Les croyances qui freinent l'accumulation d'épargne investie
Plusieurs formules entendues en conseil familial ou sur les réseaux reviennent souvent : « J’attends une baisse avant d’investir », « Les actions sont trop risquées » ou encore « Il faut être riche pour investir ». Ces idées, qui paraissent raisonnables au premier abord, peuvent toutefois nuire durablement à la croissance d’un portefeuille. Une analyse historique permet de mesurer l’ordre de grandeur de ce coût.
« J’attends une baisse avant d’investir »
Le principal enseignement tient en une observation simple : les meilleures journées de marché surviennent souvent au milieu de périodes d’incertitude, lorsque nombre d’intervenants préfèrent rester à l’écart. En conséquence, manquer ces journées « clés » pèse lourd sur le rendement cumulé.
Ce que disent les chiffres
Sur une longue période, l’indice américain S&P 500 a offert un rendement annualisé significatif. Les données citées montrent l’ampleur de l’effet de timing :
- Rendement annualisé sur 26 ans : environ 8,5 % pour un investisseur pleinement exposé.
- Si on manque les 10 meilleures journées : le rendement annuel descend à environ 5,2 %.
- Si on manque les 40 meilleures journées : le rendement devient proche de zéro, voire légèrement négatif.
| Période / scénario | Rendement annualisé |
|---|---|
| Investi pleinement sur 26 ans | ~8,5 % |
| En ratant les 10 meilleures journées | ~5,2 % |
| En ratant les 40 meilleures journées | légèrement négatif |
Interprétations et conséquences pratiques
Ces chiffres n’ont pas pour but de plaider pour l’exposition maximale à tout prix, mais d’éclairer deux arbitrages courants :
- Conserver des liquidités par crainte d’une correction revient à renoncer à des jours de forte progression ; l’inflation érode aussi le pouvoir d’achat des liquidités.
- Confondre volatilité et risque permanent peut pousser à des décisions conservatrices inadaptées à un horizon long : la volatilité mesure la variation des cours, pas nécessairement la probabilité d’une perte définitive pour un investisseur patient.
Pour un épargnant, la question centrale devient donc l’horizon et l’objectif : financer la retraite, un projet immobilier ou constituer une réserve ? Selon l’horizon, la capacité à tolérer des fluctuations temporaires sera différente, et les outils varient (épargne liquide, fonds en euros, actions via PEA ou assurance-vie, etc.).
Ce que cela implique pour la décision d’investissement
Les conséquences pratiques sont claires : privilégier la constance (investissements réguliers, diversification) permet de réduire le risque lié au mauvais timing.
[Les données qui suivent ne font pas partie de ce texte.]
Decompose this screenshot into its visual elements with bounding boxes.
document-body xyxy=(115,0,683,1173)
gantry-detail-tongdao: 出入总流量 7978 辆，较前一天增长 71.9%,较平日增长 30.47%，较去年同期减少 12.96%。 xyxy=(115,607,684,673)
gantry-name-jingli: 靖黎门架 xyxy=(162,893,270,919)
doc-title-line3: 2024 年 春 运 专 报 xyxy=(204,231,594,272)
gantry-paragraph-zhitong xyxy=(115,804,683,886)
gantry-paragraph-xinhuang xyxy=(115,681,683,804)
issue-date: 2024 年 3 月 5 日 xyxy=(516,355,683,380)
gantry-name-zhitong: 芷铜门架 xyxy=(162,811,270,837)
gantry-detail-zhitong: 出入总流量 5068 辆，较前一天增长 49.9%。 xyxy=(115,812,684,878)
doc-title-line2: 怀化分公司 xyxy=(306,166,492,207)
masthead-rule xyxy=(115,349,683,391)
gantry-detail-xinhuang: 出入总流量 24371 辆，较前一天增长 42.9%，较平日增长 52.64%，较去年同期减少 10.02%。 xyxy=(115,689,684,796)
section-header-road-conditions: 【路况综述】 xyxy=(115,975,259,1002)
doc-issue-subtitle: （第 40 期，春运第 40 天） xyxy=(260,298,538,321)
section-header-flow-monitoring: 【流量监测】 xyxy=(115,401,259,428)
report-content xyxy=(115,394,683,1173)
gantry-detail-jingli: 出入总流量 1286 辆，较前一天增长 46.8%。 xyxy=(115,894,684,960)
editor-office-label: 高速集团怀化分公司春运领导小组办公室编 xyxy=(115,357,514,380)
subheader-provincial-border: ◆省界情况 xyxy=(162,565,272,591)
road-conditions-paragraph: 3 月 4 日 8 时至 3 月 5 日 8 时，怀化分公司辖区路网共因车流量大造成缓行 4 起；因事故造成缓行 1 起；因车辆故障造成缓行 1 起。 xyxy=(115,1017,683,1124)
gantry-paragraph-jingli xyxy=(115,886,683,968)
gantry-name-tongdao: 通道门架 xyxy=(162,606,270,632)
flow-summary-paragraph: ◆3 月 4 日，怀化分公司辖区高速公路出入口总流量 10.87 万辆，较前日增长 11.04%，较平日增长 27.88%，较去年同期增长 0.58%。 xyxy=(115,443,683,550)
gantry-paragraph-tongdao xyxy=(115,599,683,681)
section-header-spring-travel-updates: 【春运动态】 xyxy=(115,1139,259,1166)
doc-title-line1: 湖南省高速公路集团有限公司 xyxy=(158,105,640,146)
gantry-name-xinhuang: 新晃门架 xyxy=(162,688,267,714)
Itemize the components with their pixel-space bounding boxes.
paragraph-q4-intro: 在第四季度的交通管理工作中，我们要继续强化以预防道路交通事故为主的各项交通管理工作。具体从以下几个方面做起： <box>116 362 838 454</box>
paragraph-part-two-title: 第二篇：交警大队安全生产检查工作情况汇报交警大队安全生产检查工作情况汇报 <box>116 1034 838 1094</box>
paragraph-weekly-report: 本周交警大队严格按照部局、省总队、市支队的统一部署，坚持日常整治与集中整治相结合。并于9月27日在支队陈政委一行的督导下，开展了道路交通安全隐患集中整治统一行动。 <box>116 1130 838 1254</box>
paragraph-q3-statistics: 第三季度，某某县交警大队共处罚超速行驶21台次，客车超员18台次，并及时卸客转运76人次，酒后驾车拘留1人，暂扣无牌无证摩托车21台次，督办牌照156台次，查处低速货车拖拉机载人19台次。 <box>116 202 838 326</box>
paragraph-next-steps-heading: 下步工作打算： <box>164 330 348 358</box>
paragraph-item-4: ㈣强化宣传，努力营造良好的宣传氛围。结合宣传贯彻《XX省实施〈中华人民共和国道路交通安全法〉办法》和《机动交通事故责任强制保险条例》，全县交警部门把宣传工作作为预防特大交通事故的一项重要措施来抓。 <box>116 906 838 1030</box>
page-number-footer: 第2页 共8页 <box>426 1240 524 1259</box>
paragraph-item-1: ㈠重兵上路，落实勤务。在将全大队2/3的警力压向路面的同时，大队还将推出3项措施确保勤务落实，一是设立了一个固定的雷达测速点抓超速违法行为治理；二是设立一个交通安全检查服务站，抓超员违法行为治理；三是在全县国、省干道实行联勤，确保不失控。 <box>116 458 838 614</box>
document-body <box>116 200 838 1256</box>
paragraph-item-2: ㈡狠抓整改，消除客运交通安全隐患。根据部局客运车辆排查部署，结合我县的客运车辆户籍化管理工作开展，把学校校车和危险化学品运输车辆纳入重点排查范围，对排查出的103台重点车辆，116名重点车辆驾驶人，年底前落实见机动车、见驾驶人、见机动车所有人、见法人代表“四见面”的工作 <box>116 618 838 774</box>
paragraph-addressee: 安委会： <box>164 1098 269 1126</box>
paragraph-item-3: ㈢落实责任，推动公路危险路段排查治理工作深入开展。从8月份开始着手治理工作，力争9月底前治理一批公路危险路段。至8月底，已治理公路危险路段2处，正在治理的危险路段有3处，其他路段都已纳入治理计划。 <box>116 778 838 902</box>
La preuve statistique tirée du S&P 500 illustre le coût de l’attentisme : manquer quelques journées exceptionnelles suffit à réduire fortement la performance cumulée. À l’inverse, une stratégie qui tient compte de l’horizon, de la diversification et du profil de risque aide à concilier protection du capital et recherche de rendement.
En définitive, remettre en cause ces idées reçues n’implique pas d’ignorer le risque, mais de l’évaluer en fonction d’objectifs clairs et d’un calendrier. La vérité statistique est simple : le temps et la constance comptent souvent davantage que la recherche du « bon moment ».